Passing sentence, he said: "I have no doubt your husband was at his wit's end following ongoing bullying from you.

"The evidence of the throwing away of books is one example, things you knew meant an enormous amount to him, a bookish man, the former head of Bournemouth University law department.

"It was clear that you threw away more books than you are prepared to accept, they were taken and disposed of out of spite. 

"He was forced to live in his room.”

He said of her acquittal on the second charge: "[The jury] were unsure of your guilt in law within the controlling and coercive behaviour guidelines."

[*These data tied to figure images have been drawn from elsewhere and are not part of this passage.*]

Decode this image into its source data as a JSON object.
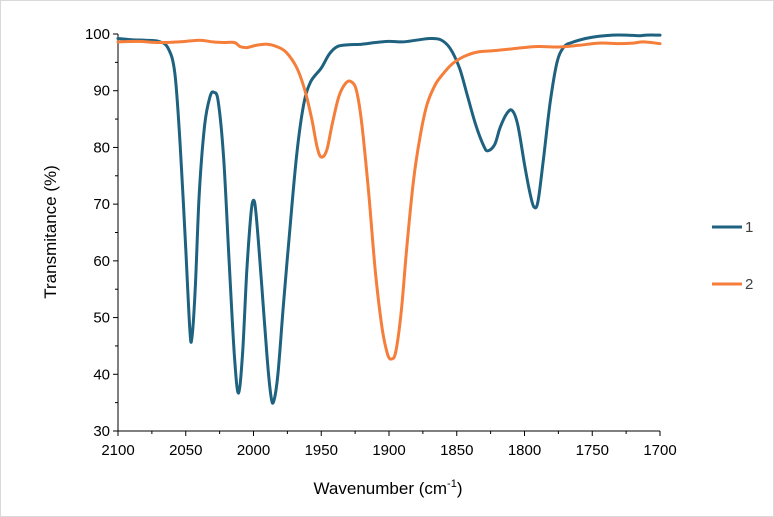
{
  "chart_data": {
    "type": "line",
    "title": "",
    "xlabel": "Wavenumber (cm",
    "xlabel_sup": "-1",
    "xlabel_end": ")",
    "ylabel": "Transmitance (%)",
    "xlim": [
      2100,
      1700
    ],
    "x_reversed": true,
    "ylim": [
      30,
      100
    ],
    "xticks": [
      2100,
      2050,
      2000,
      1950,
      1900,
      1850,
      1800,
      1750,
      1700
    ],
    "yticks": [
      30,
      40,
      50,
      60,
      70,
      80,
      90,
      100
    ],
    "grid": false,
    "legend_position": "right",
    "series": [
      {
        "name": "1",
        "color": "#1f6280",
        "points": [
          [
            2100,
            99.2
          ],
          [
            2090,
            99.0
          ],
          [
            2080,
            98.9
          ],
          [
            2070,
            98.7
          ],
          [
            2063,
            97.5
          ],
          [
            2058,
            93
          ],
          [
            2054,
            80
          ],
          [
            2050,
            62
          ],
          [
            2047,
            48
          ],
          [
            2045.5,
            46.3
          ],
          [
            2043,
            55
          ],
          [
            2040,
            72
          ],
          [
            2036,
            84
          ],
          [
            2032,
            89
          ],
          [
            2029,
            89.7
          ],
          [
            2026,
            88
          ],
          [
            2022,
            78
          ],
          [
            2018,
            60
          ],
          [
            2014,
            43
          ],
          [
            2011,
            36.7
          ],
          [
            2008,
            44
          ],
          [
            2005,
            58
          ],
          [
            2002,
            68
          ],
          [
            2000,
            70.7
          ],
          [
            1998,
            68
          ],
          [
            1994,
            56
          ],
          [
            1990,
            43
          ],
          [
            1987,
            36
          ],
          [
            1985,
            35.3
          ],
          [
            1982,
            40
          ],
          [
            1978,
            52
          ],
          [
            1973,
            66
          ],
          [
            1968,
            79
          ],
          [
            1963,
            87.5
          ],
          [
            1958,
            91.5
          ],
          [
            1950,
            94
          ],
          [
            1944,
            96.5
          ],
          [
            1938,
            97.8
          ],
          [
            1930,
            98.1
          ],
          [
            1920,
            98.2
          ],
          [
            1910,
            98.5
          ],
          [
            1900,
            98.7
          ],
          [
            1890,
            98.6
          ],
          [
            1880,
            98.9
          ],
          [
            1870,
            99.2
          ],
          [
            1862,
            99.0
          ],
          [
            1855,
            97.5
          ],
          [
            1848,
            94
          ],
          [
            1842,
            89
          ],
          [
            1836,
            84
          ],
          [
            1830,
            80.2
          ],
          [
            1827,
            79.4
          ],
          [
            1822,
            80.5
          ],
          [
            1818,
            83.5
          ],
          [
            1813,
            86
          ],
          [
            1809,
            86.5
          ],
          [
            1805,
            84
          ],
          [
            1800,
            77
          ],
          [
            1796,
            72
          ],
          [
            1793,
            69.5
          ],
          [
            1790,
            70.5
          ],
          [
            1786,
            78
          ],
          [
            1781,
            88
          ],
          [
            1776,
            95
          ],
          [
            1771,
            97.7
          ],
          [
            1765,
            98.5
          ],
          [
            1755,
            99.2
          ],
          [
            1745,
            99.6
          ],
          [
            1735,
            99.8
          ],
          [
            1725,
            99.8
          ],
          [
            1715,
            99.7
          ],
          [
            1710,
            99.8
          ],
          [
            1700,
            99.8
          ]
        ]
      },
      {
        "name": "2",
        "color": "#f57e3a",
        "points": [
          [
            2100,
            98.6
          ],
          [
            2085,
            98.7
          ],
          [
            2070,
            98.5
          ],
          [
            2055,
            98.6
          ],
          [
            2040,
            98.9
          ],
          [
            2030,
            98.6
          ],
          [
            2022,
            98.5
          ],
          [
            2014,
            98.5
          ],
          [
            2010,
            97.8
          ],
          [
            2005,
            97.6
          ],
          [
            1998,
            98.0
          ],
          [
            1990,
            98.2
          ],
          [
            1983,
            97.8
          ],
          [
            1976,
            96.8
          ],
          [
            1968,
            94
          ],
          [
            1962,
            90
          ],
          [
            1957,
            85
          ],
          [
            1953,
            80
          ],
          [
            1950,
            78.3
          ],
          [
            1946,
            79.5
          ],
          [
            1942,
            84
          ],
          [
            1937,
            89
          ],
          [
            1932,
            91.3
          ],
          [
            1928,
            91.6
          ],
          [
            1924,
            90
          ],
          [
            1920,
            84
          ],
          [
            1915,
            72
          ],
          [
            1910,
            58
          ],
          [
            1905,
            48
          ],
          [
            1901,
            43.5
          ],
          [
            1898,
            42.7
          ],
          [
            1895,
            44
          ],
          [
            1891,
            51
          ],
          [
            1887,
            62
          ],
          [
            1882,
            74
          ],
          [
            1877,
            82
          ],
          [
            1872,
            87.5
          ],
          [
            1866,
            91
          ],
          [
            1860,
            93
          ],
          [
            1853,
            94.8
          ],
          [
            1845,
            96
          ],
          [
            1835,
            96.8
          ],
          [
            1820,
            97.1
          ],
          [
            1805,
            97.5
          ],
          [
            1790,
            97.8
          ],
          [
            1775,
            97.7
          ],
          [
            1760,
            98.0
          ],
          [
            1745,
            98.4
          ],
          [
            1730,
            98.3
          ],
          [
            1720,
            98.4
          ],
          [
            1712,
            98.6
          ],
          [
            1700,
            98.3
          ]
        ]
      }
    ]
  }
}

The judge said the only reason the “very sad breakdown” of the marriage came to light was due to the assault, which Mr Dowden had mentioned to a counsellor he was seeing. 

The counsellor encouraged him to report the incident to the police. 

Following the sentencing, Mr Dowding said: "This assault marked the culmination of coercive behaviour which has gone on for years.”

The retired professor said the couple’s daughter had also been “profoundly affected” by the behaviour of Dowding.

He added: "The offence of coercive control is relatively new and there is a growing realisation that the victim may in fact sometimes be the man.

"Control over the victim is of course most easily achieved by using brute force against a physically weaker victim, but destruction of personal property and versions of 'gaslighting' can achieve the same end by mentally destabilising the victim.

"They begin to doubt their own interpretation of the relationship and come to regard themselves as the cause of their own misfortune.”